И все же разбираться в художественном языке Васякиной не тянет. Он местами цепляет объемом, умением передать в первую очередь суровый простор южнорусских степей, их самодостаточную гибельность для одиноких, грязных, уставших людей, гниющих в бесполезности существования по собственной воле.

Колышется ли в бэкграунде «Степь» Антона Чехова? Безусловно. Вплоть до ощущения травестирования натурной чеховской лирики. «Натуризм» Васякиной имеет другую природу и старается отцепить корни от почвы русской литературоцентричности прошлого. Это уже не литература, а письмо, что-то пространственно-процессуальное, фиксирующее новые отношения слова с реальностью, аудитории со словом.

Впрочем, в этом романе, как уже было отмечено в начале, Васякина меняет координаты. У повествования появляется адресат. Он добавляет письму некоторой старомодности, актуализирует читателя-собеседника. Героине требуется непосредственным обращением удержать внимание читателей-наблюдателей и в то же время сформировать им маску. Нарочито грубоватая, разговорная интонация сразу же лишает адресата какого-либо социального статуса и формирует ему гендер. Это подружка, с которой делятся самым сокровенным небрежно, предлагая этакое «панисестринство». При этом, конечно, реципиент лишен голоса и права на позицию, кроме одной – перестать читать.

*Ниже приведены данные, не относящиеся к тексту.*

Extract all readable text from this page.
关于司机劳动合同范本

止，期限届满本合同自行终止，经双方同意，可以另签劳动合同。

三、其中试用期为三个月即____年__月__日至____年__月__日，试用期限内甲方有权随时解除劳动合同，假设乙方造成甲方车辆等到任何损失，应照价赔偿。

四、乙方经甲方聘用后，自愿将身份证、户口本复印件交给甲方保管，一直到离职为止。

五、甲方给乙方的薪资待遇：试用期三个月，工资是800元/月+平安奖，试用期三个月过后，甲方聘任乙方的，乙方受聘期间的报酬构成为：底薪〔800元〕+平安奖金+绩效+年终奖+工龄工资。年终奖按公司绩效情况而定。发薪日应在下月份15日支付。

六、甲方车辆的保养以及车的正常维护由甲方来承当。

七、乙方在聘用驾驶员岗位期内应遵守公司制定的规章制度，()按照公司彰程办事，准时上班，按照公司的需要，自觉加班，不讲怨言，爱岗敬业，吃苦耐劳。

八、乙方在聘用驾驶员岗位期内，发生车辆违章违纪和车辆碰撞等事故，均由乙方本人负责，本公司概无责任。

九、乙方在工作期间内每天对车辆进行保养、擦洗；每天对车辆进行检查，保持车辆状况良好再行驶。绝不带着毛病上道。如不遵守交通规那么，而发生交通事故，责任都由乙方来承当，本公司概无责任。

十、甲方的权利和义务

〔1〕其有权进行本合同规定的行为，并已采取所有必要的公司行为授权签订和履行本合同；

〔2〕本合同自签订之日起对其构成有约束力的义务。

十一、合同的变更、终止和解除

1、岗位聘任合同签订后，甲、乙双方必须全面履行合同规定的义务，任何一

Формирует ли Васякина в романе какую-то принципиально иную по значимости картину мира? Пожалуй, это уже привычный запрос на фиксацию постсоветской действительности, оставившей токсичные следы на фрустрированных личностях современных тридцатилетних. Это и стремление удержать от мифологизации и романтизации, и в тоже время выработка общецехового нарратива, который письменной коркой осядет на теле российской прозы.

Проблема, кажется, в том, что если не рассматривать письмо как систему знаков и триггеров для выявления сопричастности адресата к транслируемому нарративу, то структурно текст зияет пустотами. Они порождены интуитивным чувствованием создателя с опорой на частный опыт, отшлифованный не методологией, но практиками. Текст порожден тренировками, подстроенными под параметры индивидуализированного сознания. Некий биомеханический комфорт отказывается от конструктов, догматов, укореняющих литературу на ее привычном месте. Это ближе к культуре блоггинга с купированной рекреационной функцией.